Ausbildung nach Studium
Dass man nach der Ausbildung noch studiert, ist gar nicht so selten. Auf der anderen Seite gibt es auch viele junge Menschen, dir ihr Studium abbrechen und stattdessen eine Ausbildung beginnen.
Aber – nach einem abgeschlossenen Studium noch eine Ausbildung machen, ist das denn sinnvoll? Ja, durchaus! Wir erklären dir, welche Gründe dafür sprechen und worauf du bei der Bewerbung um eine Ausbildung achten solltest.
Kaum ein Lebenslauf verläuft gerade
Mach dir keine Gedanken darüber, was zukünftige Arbeitgeber oder auch deine Familie und Freunde von deiner Entscheidung halten könnten. Denn: Heutzutage verläuft echt kein Lebenslauf mehr gerade! Bei der Masse an Möglichkeiten, die die Berufswelt bietet, ist es ganz normal, auch mal Berufsentscheidungen zu treffen, die sich als nicht ganz passend herausstellen. Also stress dich nicht.
Gründe für eine Ausbildung mit abgeschlossenem Studium
Jetzt hast du drei oder mehr Jahre studiert, endlich den Bachelor in der Tasche und dann sollst du nochmal drei Jahre weiterlernen, dich in einem ganz neuen Umfeld eingewöhnen und dabei von einem nicht gerade üppigen Azubigehalt leben? Klingt erstmal unlogisch – denkst du. Egal, ob du schon weißt, welche Ausbildung es sein soll oder du dir noch total unsicher bist: Hier sind drei Gründe, warum eine Ausbildung im Anschluss an ein Studium der richtige Weg für dich sein kann.

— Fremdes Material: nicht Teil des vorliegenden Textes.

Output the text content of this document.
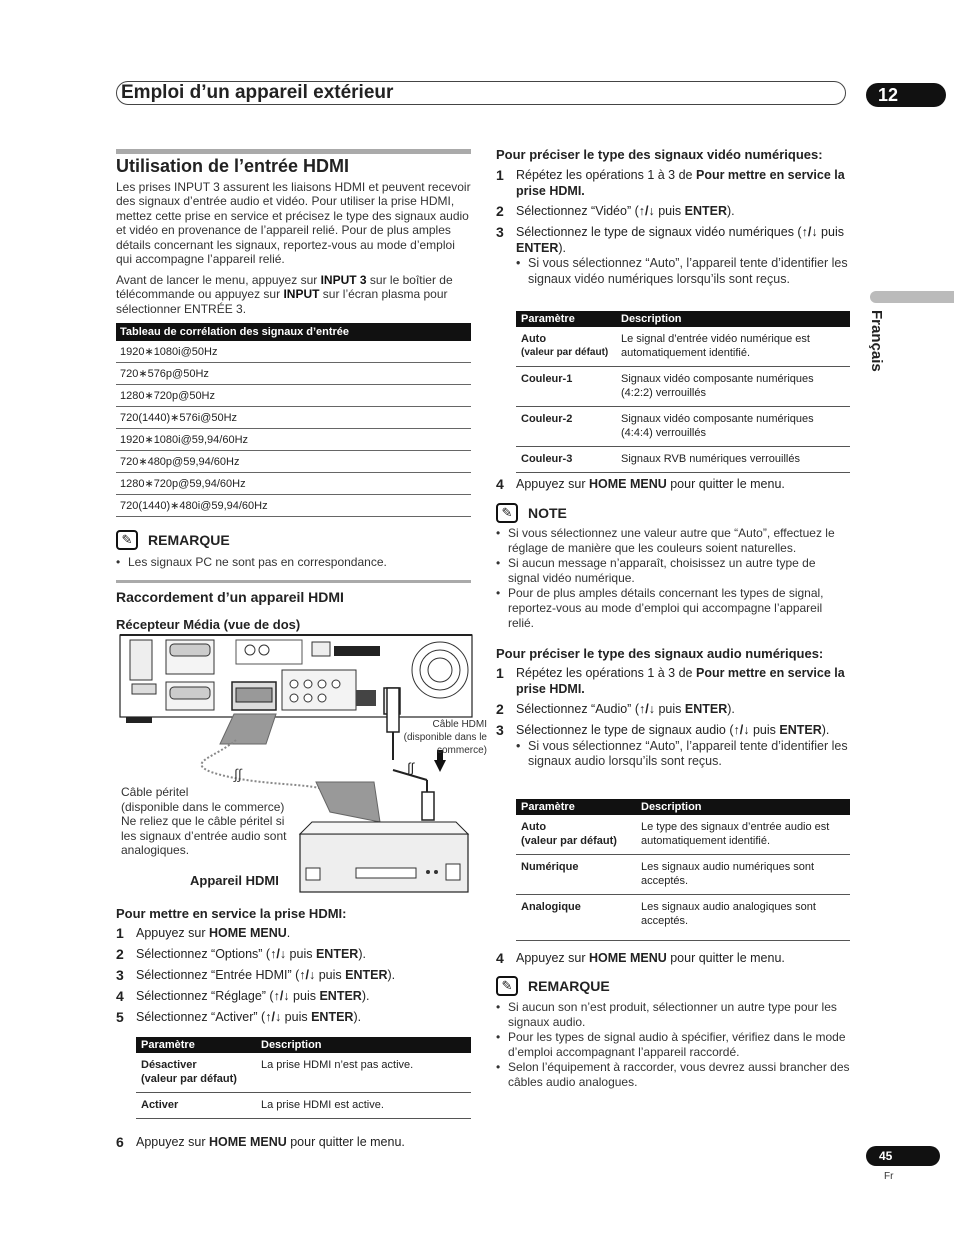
Emploi d’un appareil extérieur	12
Français
Utilisation de l’entrée HDMI
Les prises INPUT 3 assurent les liaisons HDMI et peuvent recevoir des signaux d’entrée audio et vidéo. Pour utiliser la prise HDMI, mettez cette prise en service et précisez le type des signaux audio et vidéo en provenance de l’appareil relié. Pour de plus amples détails concernant les signaux, reportez-vous au mode d’emploi qui accompagne l’appareil relié.
Avant de lancer le menu, appuyez sur INPUT 3 sur le boîtier de télécommande ou appuyez sur INPUT sur l’écran plasma pour sélectionner ENTRÉE 3.
Tableau de corrélation des signaux d’entrée
1920∗1080i@50Hz
720∗576p@50Hz
1280∗720p@50Hz
720(1440)∗576i@50Hz
1920∗1080i@59,94/60Hz
720∗480p@59,94/60Hz
1280∗720p@59,94/60Hz
720(1440)∗480i@59,94/60Hz
✎	REMARQUE
• Les signaux PC ne sont pas en correspondance.
Raccordement d’un appareil HDMI
Récepteur Média (vue de dos)
∫∫	∫∫
Câble HDMI
(disponible dans le
commerce)
Câble péritel
(disponible dans le commerce)
Ne reliez que le câble péritel si
les signaux d’entrée audio sont
analogiques.
Appareil HDMI
Pour mettre en service la prise HDMI:
1 Appuyez sur HOME MENU.
2 Sélectionnez “Options” (↑/↓ puis ENTER).
3 Sélectionnez “Entrée HDMI” (↑/↓ puis ENTER).
4 Sélectionnez “Réglage” (↑/↓ puis ENTER).
5 Sélectionnez “Activer” (↑/↓ puis ENTER).
Paramètre	Description

Désactiver
(valeur par défaut)	La prise HDMI n’est pas active.

Activer	La prise HDMI est active.
6 Appuyez sur HOME MENU pour quitter le menu.
Pour préciser le type des signaux vidéo numériques:
1 Répétez les opérations 1 à 3 de Pour mettre en service la prise HDMI.
2 Sélectionnez “Vidéo” (↑/↓ puis ENTER).
3 Sélectionnez le type de signaux vidéo numériques (↑/↓ puis ENTER).
• Si vous sélectionnez “Auto”, l’appareil tente d’identifier les signaux vidéo numériques lorsqu’ils sont reçus.
Paramètre	Description

Auto
(valeur par défaut)	Le signal d’entrée vidéo numérique est automatiquement identifié.
Couleur-1	Signaux vidéo composante numériques (4:2:2) verrouillés
Couleur-2	Signaux vidéo composante numériques (4:4:4) verrouillés
Couleur-3	Signaux RVB numériques verrouillés
4 Appuyez sur HOME MENU pour quitter le menu.
✎	NOTE
• Si vous sélectionnez une valeur autre que “Auto”, effectuez le réglage de manière que les couleurs soient naturelles.
• Si aucun message n’apparaît, choisissez un autre type de signal vidéo numérique.
• Pour de plus amples détails concernant les types de signal, reportez-vous au mode d’emploi qui accompagne l’appareil relié.
Pour préciser le type des signaux audio numériques:
1 Répétez les opérations 1 à 3 de Pour mettre en service la prise HDMI.
2 Sélectionnez “Audio” (↑/↓ puis ENTER).
3 Sélectionnez le type de signaux audio (↑/↓ puis ENTER).
• Si vous sélectionnez “Auto”, l’appareil tente d’identifier les signaux audio lorsqu’ils sont reçus.
Paramètre	Description

Auto
(valeur par défaut)	Le type des signaux d’entrée audio est automatiquement identifié.
Numérique	Les signaux audio numériques sont acceptés.
Analogique	Les signaux audio analogiques sont acceptés.
4 Appuyez sur HOME MENU pour quitter le menu.
✎	REMARQUE
• Si aucun son n’est produit, sélectionner un autre type pour les signaux audio.
• Pour les types de signal audio à spécifier, vérifiez dans le mode d’emploi accompagnant l’appareil raccordé.
• Selon l’équipement à raccorder, vous devrez aussi brancher des câbles audio analogues.
45
Fr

1. Bei der Berufswahl hast du (bisher) mehr auf andere gehört als auf dich.
Alle in deiner Familie haben studiert, also bist du selbstverständlich auch an die Uni gegangen, obwohl dir eine Ausbildung viel besser gefallen hätte? Oder du bist die Erste mit Abitur und deine Eltern haben sich so sehr gewünscht, dass du Chance ergreifst und studieren gehst?
Irgendwann hast du dann gemerkt: Das ist es nicht, eine Ausbildung hätte viel besser gepasst. Statt am Rechner möchtest du viel lieber mit den Händen arbeiten oder du siehst dich eher in der Kita als im Großraumbüro? Dann hör auf dein Gefühl!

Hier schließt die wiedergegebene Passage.